Jadi, jangan anggap enteng itu UKW. Sebab di ujian tersebut, anggaplah sebagai latihan atau simulasi. Bagaimana menjadi wartawan, redaktur (editor), pemimpin redaksi (pemred) satu media yang sesungguhnya.
Melalui UKW, juga akan dilihat apakah Anda sudah kompetensi sebagai wartawan, redaktur, pemimpin redaksi atau hanya sekedar "kaleng-kaleng", "abal-abal", "muntaber" (muncul tanpa berita) atau "pasukan Bodrex"?
Bisa jadi Anda hanya sekedar "wartawan" (dalam tanda kutip) yang bermodal kartu pers, yang entah medianya apa, dan apa sudah pernah ikut UKW. Jangan-jangan kartunya juga palsu, atau asli tapi beli.
Sama dengan kasus soal gelar "Profesor" satu kampus yang belum lama ini heboh dan viral di media sosial. Tapi ternyata dilaporkan ke polisi karena diduga palsu.

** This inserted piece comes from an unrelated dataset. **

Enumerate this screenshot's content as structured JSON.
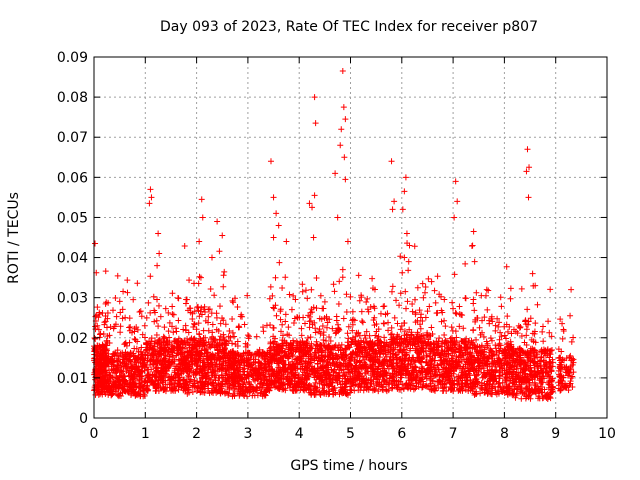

Atau Anda termasuk sarjana, magister, doktor lulusan STIA alias Sekolah Tiada Ijazah Ada. Tidak pernah masuk kampus, tidak ikut wisuda, tau-tau beli ijazah. Eh belakangan ketahuan ijazahnya tidak tercatat di Kemendikbud. Itu pun ketahuan setelah mau dan sudah jadi anggota legislatif, pejabat birokrasi atau jabatan lain hahaha...
Sekali lagi, jangan sepelekan status dan profesi wartawan. Proses pencapaiannya cukup panjangndan berliku. Tidak sesingkat perjalanan, misalnya, untuk menjadi seorang netizen jurnalist, Youtuber, Selebgram, Tiktoker, atau content kreator, pemburu konten dan sebangsanya. Salam #nurterbit
#Keteranganfoto status: contoh Sertifikat Kompetensi Wartawan level Utama yang dikeluarkan Dewan Pers - PWI.